For those who have never submitted a journal paper before, there’s some back and forth before publication. Edits that are requested, things clarified, etc. Every time that happens you need to not only resubmit the manuscript, you need to include a response letter explaining the changes that were made and answering point by point the reviewers requests. The last time we went through this there were serious changes that were requested. I guess I should rephrase that, there was one serious change requested and one of the reviewers pointed out a treatment option that we didn’t cover in the background (mostly because none of us knew it existed).
This round was much easier. I did have to remake a plot, but that went quick and I think there were like three sentences that needed to be reworded/expanded on. Overall the reviewers suggestions make the manuscript easier to read and all around better polished so the system works (even when it can be exhausting). I can’t complain too much since I managed to address all the requests in just a few hours and the bulk of that time was spent fixing one of the figures.
Now I just need to write the response letter, send it to the co-authors for review and with any luck this will be the last time I have to deal with this paper… hopefully. I mean I already have so many papers I’m juggling that it’s not even funny, but now that we’ve finally finished one I’m hoping the others will get done soon as well, or at least make the work slightly easier.
The other major paper I’m working on with my Co-PI (the one I’m really excited about) keeps getting things added to it, so I need to find time to focus on that and getting the work done. The other, other paper I just finished writing and is about to be torn apart by my main-PI (or at least I’m assuming that’s what’s about to happen. The back and forth with edits on that paper are going to be, let’s just say extreme. At least the draft is written though, that’s the hardest part. The other, other, other paper is one from my old lab that is still *eye roll* being worked on. We’re about to submit that (hopefully) soon, so my old PI should be giving his approval for that eventually. It’s probably not at the top of his to-do list considering how long this has been a work in progress and the amount of reviews/edits that paper has been through.
When I got into research, it didn’t occur to me how much writing there would be. It’s a lot and it’s exhausting. Actually now that I think about it research in general is exhausting and I constantly feel like I’m running around trying to put out fires that keep getting restarted because someone didn’t like the way they got put out. I don’t regret the choice since research keeps things interesting. Your job is constantly changing and that’s exciting to me. I would hate being stuck at a cubical all day doing the same thing over and over (no offence to anyone stuck in a cubical, just not my thing).

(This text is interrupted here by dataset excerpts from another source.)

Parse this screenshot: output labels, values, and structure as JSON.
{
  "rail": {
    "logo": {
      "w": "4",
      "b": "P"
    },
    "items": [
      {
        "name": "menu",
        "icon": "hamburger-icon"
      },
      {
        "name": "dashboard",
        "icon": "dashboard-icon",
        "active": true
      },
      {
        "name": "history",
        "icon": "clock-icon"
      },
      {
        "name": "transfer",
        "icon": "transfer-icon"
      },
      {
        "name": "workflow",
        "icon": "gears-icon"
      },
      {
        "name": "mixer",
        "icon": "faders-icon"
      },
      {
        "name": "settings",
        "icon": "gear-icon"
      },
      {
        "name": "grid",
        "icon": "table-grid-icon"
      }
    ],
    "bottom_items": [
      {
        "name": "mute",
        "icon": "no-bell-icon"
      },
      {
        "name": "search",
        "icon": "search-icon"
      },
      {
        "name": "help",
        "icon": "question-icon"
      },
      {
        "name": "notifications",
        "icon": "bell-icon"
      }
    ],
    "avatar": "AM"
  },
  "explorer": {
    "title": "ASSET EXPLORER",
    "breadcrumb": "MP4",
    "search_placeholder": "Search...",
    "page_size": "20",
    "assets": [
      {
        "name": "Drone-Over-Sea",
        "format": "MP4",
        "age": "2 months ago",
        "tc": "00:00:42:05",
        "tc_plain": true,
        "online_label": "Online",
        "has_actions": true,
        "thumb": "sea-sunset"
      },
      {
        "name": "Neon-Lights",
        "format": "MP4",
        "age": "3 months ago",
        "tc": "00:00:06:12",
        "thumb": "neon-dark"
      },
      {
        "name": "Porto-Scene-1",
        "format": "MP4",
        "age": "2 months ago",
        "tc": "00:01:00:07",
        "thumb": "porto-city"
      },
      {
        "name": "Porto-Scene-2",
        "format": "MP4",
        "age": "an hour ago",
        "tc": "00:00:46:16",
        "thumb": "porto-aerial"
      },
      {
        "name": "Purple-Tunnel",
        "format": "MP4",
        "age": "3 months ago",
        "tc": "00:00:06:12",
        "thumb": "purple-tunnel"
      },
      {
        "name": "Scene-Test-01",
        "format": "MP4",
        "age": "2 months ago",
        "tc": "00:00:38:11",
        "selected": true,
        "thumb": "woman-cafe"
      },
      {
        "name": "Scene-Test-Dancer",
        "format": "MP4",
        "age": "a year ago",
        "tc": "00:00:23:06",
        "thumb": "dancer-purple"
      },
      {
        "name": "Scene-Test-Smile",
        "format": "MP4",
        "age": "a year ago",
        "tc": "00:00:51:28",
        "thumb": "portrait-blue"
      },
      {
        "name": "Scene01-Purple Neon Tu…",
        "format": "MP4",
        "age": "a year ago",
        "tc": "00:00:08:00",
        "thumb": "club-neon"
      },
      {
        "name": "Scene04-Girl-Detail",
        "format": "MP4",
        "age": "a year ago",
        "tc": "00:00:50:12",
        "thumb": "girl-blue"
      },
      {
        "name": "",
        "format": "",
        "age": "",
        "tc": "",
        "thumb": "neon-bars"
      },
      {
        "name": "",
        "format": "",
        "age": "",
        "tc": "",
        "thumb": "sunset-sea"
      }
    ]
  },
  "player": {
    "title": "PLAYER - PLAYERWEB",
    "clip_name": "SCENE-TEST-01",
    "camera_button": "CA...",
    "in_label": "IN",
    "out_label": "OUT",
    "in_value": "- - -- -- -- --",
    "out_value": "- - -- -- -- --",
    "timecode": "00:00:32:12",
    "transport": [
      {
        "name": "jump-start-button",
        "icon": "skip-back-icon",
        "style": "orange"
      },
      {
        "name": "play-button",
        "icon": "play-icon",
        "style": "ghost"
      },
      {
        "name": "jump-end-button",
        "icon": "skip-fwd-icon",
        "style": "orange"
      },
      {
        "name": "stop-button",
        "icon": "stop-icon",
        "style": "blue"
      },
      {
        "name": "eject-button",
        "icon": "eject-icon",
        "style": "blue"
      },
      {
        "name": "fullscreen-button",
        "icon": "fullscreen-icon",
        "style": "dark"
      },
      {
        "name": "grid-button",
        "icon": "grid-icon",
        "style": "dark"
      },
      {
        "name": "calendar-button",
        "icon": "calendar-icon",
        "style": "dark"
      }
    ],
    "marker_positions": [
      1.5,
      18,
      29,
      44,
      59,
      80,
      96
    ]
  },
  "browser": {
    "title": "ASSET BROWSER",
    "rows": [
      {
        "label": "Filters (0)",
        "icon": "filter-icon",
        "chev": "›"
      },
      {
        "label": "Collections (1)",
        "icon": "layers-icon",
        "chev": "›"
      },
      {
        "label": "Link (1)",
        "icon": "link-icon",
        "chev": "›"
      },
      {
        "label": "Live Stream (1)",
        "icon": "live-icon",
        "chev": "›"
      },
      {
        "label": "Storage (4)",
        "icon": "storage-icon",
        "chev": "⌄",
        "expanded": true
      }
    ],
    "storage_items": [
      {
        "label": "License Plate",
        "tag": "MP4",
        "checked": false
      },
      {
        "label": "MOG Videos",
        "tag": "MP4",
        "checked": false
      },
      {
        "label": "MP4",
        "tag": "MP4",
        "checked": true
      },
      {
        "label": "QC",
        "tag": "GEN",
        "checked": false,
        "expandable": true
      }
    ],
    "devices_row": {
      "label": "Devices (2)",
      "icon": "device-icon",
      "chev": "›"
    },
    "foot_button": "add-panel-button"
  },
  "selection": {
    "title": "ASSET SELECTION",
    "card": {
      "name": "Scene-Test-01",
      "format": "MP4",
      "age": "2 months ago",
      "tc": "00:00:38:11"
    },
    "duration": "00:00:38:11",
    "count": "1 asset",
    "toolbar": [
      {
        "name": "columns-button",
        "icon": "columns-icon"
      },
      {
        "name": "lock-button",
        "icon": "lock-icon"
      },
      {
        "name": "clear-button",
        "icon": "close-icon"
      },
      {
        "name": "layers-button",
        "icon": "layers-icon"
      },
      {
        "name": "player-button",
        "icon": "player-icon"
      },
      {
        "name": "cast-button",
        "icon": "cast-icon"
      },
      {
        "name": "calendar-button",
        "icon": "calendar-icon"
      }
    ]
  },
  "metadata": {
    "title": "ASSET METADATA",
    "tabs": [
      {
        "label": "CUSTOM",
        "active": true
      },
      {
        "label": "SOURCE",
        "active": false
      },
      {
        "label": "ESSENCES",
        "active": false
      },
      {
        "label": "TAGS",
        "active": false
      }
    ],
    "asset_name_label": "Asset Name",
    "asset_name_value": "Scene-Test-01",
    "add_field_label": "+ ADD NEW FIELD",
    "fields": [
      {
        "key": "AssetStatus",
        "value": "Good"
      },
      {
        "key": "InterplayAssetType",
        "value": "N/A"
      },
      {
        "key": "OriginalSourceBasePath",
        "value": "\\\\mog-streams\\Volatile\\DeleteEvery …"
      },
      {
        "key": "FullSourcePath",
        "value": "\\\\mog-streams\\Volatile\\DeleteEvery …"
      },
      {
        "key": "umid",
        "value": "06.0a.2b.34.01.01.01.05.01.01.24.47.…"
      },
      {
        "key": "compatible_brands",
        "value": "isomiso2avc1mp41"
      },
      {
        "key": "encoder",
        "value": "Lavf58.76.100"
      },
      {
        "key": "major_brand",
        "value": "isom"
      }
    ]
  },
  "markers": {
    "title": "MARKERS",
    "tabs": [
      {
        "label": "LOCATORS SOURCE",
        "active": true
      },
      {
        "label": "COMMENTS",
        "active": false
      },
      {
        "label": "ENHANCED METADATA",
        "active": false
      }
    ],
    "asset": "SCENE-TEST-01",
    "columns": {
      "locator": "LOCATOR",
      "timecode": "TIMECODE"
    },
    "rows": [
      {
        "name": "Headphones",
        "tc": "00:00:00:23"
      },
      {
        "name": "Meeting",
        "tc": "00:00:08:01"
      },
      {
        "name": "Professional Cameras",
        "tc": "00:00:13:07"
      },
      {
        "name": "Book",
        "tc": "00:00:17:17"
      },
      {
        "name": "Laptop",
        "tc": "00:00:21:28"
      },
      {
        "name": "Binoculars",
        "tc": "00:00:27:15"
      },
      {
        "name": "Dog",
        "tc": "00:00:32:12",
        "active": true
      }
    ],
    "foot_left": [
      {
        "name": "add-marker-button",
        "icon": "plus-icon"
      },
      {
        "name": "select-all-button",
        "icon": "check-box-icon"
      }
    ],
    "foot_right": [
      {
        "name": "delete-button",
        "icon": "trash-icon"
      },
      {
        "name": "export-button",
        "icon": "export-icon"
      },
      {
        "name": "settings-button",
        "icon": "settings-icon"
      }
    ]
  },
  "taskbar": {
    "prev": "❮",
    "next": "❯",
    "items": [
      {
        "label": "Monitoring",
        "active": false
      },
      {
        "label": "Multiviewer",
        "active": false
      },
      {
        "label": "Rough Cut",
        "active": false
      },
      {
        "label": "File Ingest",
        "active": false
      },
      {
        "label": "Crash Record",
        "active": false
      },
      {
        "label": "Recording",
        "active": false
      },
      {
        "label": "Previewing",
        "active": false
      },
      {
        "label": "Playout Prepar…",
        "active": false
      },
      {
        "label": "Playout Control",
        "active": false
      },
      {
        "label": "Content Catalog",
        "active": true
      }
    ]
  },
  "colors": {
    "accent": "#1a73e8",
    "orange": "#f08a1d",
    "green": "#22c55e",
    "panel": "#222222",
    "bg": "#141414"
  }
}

Today was good news, even if it wasn’t congratulations we’re publishing it news. The requested changes are literally so minor that I don’t even know why they would send it back for further modification. So it’s basically the congratulations we’re publishing it step. The only sad thing is that even if we get this all addressed and submitted today (it won’t be today, but hypothetically) then it would still be a month or more before we get any sort of notice about publication. This time the turnaround was fast so a month feels reasonable meaning I could have this published before the end of the year (yay!), but I won’t know until it happens so as usual around here, hurry up and wait.